Die Blackwell-Ultra-KI-Fabrik wird verfügbar sein, sobald der Blackwell-Ultra-Chip in der zweiten Hälfte des Jahres 2025 auf dem Markt ist.
Huang stellte die KI-Infrastrukturprojekte von NVIDIA als Entwicklung vom „Hochskalieren“ zum „Verteilen über mehrere Systeme“ dar, was eine höhere Effizienz und damit höhere Umsätze für die Kunden ermögliche. NVIDIA arbeitete mit den meisten der großen Cloud-Anbieter, darunter Microsoft Azure und Google, an der Entwicklung der Plattform zusammen.
NVIDIA kündigte außerdem einen Quantum-X-Photonik-Switch an, in dem Spectrum-X Photonics Ethernet und Quantum-X Photonics InfiniBand integriert sind. Quantum-X-Silizium in integrierter Form kommt in der zweiten Hälfte des Jahres 2026.

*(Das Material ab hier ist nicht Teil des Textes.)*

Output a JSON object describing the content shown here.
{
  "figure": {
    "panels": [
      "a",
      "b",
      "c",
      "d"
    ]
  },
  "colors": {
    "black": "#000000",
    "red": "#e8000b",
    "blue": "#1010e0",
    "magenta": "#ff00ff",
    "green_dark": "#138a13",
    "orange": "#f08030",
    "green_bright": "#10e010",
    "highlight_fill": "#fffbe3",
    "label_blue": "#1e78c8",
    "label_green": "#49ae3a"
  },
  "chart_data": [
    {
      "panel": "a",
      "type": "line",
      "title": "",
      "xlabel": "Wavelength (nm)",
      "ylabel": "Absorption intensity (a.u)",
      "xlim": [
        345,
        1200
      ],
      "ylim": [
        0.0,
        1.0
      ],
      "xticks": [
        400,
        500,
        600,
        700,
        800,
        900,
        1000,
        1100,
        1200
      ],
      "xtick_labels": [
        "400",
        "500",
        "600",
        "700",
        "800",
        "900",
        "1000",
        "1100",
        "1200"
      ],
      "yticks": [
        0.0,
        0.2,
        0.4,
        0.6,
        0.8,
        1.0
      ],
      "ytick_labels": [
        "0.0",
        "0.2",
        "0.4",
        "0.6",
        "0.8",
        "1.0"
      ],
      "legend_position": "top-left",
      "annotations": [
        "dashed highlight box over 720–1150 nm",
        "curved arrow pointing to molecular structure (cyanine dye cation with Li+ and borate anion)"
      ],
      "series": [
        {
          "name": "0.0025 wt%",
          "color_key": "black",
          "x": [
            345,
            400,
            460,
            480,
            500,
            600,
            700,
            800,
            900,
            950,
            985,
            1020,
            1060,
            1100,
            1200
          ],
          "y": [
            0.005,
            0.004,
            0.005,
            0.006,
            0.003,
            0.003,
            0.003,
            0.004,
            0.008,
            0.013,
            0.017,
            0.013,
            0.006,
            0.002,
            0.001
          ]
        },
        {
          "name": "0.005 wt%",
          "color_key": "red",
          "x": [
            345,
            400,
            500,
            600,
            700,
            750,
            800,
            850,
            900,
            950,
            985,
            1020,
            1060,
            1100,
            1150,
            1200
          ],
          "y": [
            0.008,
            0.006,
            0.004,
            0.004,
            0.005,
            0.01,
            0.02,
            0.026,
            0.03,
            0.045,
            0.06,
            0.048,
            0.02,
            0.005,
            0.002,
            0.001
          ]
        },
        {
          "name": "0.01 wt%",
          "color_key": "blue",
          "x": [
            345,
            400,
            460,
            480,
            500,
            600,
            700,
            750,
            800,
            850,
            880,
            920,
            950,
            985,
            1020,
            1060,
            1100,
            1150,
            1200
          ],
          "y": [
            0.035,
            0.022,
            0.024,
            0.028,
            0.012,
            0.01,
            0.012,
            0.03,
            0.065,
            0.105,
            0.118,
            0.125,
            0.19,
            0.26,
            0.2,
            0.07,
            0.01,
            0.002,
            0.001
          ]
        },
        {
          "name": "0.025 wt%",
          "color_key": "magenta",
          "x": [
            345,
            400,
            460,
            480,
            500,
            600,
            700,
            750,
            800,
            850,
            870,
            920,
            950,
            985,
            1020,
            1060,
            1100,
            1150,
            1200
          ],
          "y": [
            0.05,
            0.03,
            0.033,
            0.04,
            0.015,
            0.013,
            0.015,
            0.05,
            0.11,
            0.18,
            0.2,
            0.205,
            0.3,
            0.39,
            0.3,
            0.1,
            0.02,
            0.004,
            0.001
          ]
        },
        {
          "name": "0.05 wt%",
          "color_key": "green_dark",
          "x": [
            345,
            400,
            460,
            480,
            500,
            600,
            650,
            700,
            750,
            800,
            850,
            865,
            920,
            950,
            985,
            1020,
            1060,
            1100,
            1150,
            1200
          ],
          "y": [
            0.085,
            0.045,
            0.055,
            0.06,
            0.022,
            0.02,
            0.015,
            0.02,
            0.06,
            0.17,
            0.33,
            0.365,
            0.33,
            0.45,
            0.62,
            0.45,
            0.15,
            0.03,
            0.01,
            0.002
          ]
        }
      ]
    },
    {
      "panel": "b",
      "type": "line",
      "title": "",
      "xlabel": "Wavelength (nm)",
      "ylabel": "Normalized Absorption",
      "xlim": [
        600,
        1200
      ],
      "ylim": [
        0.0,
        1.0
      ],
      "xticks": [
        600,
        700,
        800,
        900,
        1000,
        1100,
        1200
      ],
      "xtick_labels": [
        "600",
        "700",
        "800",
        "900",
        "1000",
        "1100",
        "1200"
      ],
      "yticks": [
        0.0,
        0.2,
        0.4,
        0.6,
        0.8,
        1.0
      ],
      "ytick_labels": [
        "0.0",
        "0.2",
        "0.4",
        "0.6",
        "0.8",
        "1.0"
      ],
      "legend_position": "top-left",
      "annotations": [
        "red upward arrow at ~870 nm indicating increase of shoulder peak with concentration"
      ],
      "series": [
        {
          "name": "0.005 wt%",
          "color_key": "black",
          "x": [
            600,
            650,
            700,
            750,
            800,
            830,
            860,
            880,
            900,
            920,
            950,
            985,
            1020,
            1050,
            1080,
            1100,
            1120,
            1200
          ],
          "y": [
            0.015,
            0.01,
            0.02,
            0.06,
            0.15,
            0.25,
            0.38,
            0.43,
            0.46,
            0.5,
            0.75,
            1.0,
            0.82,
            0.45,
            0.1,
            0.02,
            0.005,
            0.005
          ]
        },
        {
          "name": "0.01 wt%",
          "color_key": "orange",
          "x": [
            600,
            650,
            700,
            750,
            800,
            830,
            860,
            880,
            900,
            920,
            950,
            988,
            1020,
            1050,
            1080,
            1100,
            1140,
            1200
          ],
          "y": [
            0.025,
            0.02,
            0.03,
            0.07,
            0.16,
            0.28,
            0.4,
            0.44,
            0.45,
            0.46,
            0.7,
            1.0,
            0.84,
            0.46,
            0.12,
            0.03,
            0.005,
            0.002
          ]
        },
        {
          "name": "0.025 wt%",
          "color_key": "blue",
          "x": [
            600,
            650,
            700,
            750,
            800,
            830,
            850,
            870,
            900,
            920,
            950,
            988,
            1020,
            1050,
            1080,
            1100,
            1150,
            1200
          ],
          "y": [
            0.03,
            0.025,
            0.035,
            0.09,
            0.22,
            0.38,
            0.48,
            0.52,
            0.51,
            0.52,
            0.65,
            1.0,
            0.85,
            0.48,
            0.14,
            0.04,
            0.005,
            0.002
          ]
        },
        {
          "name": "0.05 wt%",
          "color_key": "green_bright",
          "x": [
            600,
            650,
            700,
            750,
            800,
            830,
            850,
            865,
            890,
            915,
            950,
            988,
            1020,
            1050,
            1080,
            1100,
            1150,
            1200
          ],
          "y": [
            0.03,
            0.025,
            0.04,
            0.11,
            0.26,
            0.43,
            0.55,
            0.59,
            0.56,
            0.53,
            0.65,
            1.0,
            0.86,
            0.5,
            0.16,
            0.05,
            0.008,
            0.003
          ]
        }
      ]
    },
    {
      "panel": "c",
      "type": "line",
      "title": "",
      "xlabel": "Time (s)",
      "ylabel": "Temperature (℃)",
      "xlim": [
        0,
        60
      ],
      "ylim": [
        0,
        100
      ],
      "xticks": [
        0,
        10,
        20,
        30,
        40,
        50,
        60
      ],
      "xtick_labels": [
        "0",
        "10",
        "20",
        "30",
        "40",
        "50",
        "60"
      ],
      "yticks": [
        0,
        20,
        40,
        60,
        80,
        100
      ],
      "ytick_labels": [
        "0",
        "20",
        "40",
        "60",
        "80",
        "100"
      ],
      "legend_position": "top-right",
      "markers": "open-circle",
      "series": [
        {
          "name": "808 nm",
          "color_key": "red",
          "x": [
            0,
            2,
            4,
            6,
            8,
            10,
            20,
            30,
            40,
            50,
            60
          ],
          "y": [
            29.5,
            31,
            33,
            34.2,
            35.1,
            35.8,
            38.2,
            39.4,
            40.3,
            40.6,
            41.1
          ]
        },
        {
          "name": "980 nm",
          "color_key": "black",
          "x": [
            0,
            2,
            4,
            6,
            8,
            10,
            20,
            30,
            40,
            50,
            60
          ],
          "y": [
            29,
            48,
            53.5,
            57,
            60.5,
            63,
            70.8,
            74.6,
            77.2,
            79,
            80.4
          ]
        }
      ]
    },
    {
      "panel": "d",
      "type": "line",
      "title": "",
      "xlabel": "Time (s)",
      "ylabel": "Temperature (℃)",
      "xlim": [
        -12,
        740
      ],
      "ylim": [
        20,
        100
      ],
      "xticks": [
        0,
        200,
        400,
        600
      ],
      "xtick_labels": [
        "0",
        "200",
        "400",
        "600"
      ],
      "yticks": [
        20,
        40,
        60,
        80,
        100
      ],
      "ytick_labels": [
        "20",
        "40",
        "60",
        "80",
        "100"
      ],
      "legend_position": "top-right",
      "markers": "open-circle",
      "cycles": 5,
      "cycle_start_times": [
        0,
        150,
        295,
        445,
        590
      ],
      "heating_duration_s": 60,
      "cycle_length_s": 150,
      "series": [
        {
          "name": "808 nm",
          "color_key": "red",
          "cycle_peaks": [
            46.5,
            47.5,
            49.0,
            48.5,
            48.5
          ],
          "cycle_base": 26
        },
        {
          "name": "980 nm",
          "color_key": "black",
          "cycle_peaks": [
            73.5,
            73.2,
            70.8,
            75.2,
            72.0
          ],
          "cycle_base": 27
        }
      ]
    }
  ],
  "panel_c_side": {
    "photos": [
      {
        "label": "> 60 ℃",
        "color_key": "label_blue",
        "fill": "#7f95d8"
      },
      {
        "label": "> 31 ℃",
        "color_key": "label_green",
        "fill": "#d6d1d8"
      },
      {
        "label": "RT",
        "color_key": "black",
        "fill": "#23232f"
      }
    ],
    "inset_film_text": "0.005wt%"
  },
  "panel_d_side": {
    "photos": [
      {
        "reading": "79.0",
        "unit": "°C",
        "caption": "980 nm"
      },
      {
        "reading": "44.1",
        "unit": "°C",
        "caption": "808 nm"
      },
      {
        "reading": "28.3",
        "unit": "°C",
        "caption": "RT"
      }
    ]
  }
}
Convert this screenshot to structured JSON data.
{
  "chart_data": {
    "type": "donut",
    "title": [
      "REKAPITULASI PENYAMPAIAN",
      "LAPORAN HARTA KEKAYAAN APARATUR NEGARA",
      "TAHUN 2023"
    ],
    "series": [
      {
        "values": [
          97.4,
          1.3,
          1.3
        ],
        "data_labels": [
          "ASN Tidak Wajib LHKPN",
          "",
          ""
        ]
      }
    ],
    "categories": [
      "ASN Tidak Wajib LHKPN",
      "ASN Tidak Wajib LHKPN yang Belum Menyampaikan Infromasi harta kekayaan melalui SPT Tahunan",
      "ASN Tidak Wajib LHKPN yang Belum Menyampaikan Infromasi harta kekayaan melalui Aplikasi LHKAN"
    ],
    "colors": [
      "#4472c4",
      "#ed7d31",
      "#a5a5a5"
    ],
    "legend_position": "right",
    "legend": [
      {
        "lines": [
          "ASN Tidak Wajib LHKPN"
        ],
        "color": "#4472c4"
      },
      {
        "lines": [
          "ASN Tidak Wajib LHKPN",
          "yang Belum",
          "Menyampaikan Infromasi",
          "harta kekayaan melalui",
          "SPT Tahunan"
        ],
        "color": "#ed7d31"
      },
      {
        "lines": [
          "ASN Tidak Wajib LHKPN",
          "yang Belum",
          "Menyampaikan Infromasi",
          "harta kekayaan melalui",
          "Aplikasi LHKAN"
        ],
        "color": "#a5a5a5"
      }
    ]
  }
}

Dynamo vorgestellt, das „Betriebssystem“ der KI-Fabrik
Ein weiterer Bestandteil der Blackwell-KI-Fabrik wird Dynamo sein, eine Open-Source-Inferenzsoftware, die Huang als „Betriebssystem“ des KI-Fabrik-Konzepts bezeichnete. Sie ersetzt den NVIDIA Triton Inference Server für die Orchestrierung von Inferenzprozessen für Reasoning-KI und zur Maximierung der Einnahmen im Verhältnis zu den Kosten der Token-Erzeugung. (Tokens sind die Informationsbausteine, aus denen generative KI Inhalte wie Symbole, Buchstaben oder Wörter zusammensetzt.) Sie kann eingesetzt werden, um die KI-Inferenz bei AWS, Meta, Microsoft Azure und anderen großen Cloud-Plattformen zu beschleunigen.
GROOT N1 ist ein Basismodell, das Robotern das Gehen beibringt
Huang stellte außerdem Isaac Groot N1 vor, ein Basismodell für generative KI in der Robotik. Es nutzt ein duales System nach dem Vorbild des menschlichen Gehirns: ein langsam denkendes System, das einen Plan erstellt, und ein weiteres, schnell denkendes System, das die Aktionen ausführt. Damit sollen drei Probleme gelöst werden – Trainingsdaten, Modellarchitektur und Skalierung –, die den Bemühungen im Weg stehen, Roboter so anpassungsfähig zu machen, dass sie in Fabriken arbeiten oder Hausarbeiten erledigen können.
GROOT N1 ist „für sehr feinkörnige, starre und weiche Körper ausgelegt und soll das Training von taktilem Feedback, Feinmotorik und Aktuatorsteuerungen ermöglichen“, sagte Huang.
Groot N1 ist Open Source.
NVIDIA arbeitet mit GM an autonomem Fahren
GM wird mit NVIDIA zusammenarbeiten, um seine Flotte selbstfahrender Autos aufzubauen. „Die Zeit für autonome Fahrzeuge ist gekommen“, sagte Huang.
KI wird in der Fertigung, in Unternehmen und in den Fahrzeugen zum Einsatz kommen. Ein Produkt namens NVIDIA Halos stellt Sicherheitsfunktionen auf dem Chip für selbstfahrende Fahrzeuge bereit. Bei Halos werden „Schüler-“ und „Lehrer“-Modelle eingesetzt, um die KI für Situationen in der realen Welt zu optimieren.
GM wird außerdem NVIDIA Cosmos nutzen, die Plattform für ein physisches KI-Basismodell.
Die NVIDIA-Aktie fällt nach der GTC-Keynote
Die NVIDIA-Aktie fiel nach der Keynote, und folgte damit einem Muster schwindenden Vertrauens in die Finanzen des Technologiesektors. Die Vorstellung des Reasoning-Modells R1 durch das chinesische KI-Unternehmen DeepSeek läutete in Silicon Valley eine Ära der Unsicherheit ein, während Kommentatoren nervös darauf warten, dass die KI-Blase platzt oder chinesische Konkurrenten die Ambitionen der USA übertreffen. Laut The Information bot Amazon Rabatte auf seine eigenen KI-Chips an, um zu versuchen, NVIDIA zu unterbieten.
Andererseits, erzielte NVIDIA im 4. Quartal 2024 Rekordumsätze.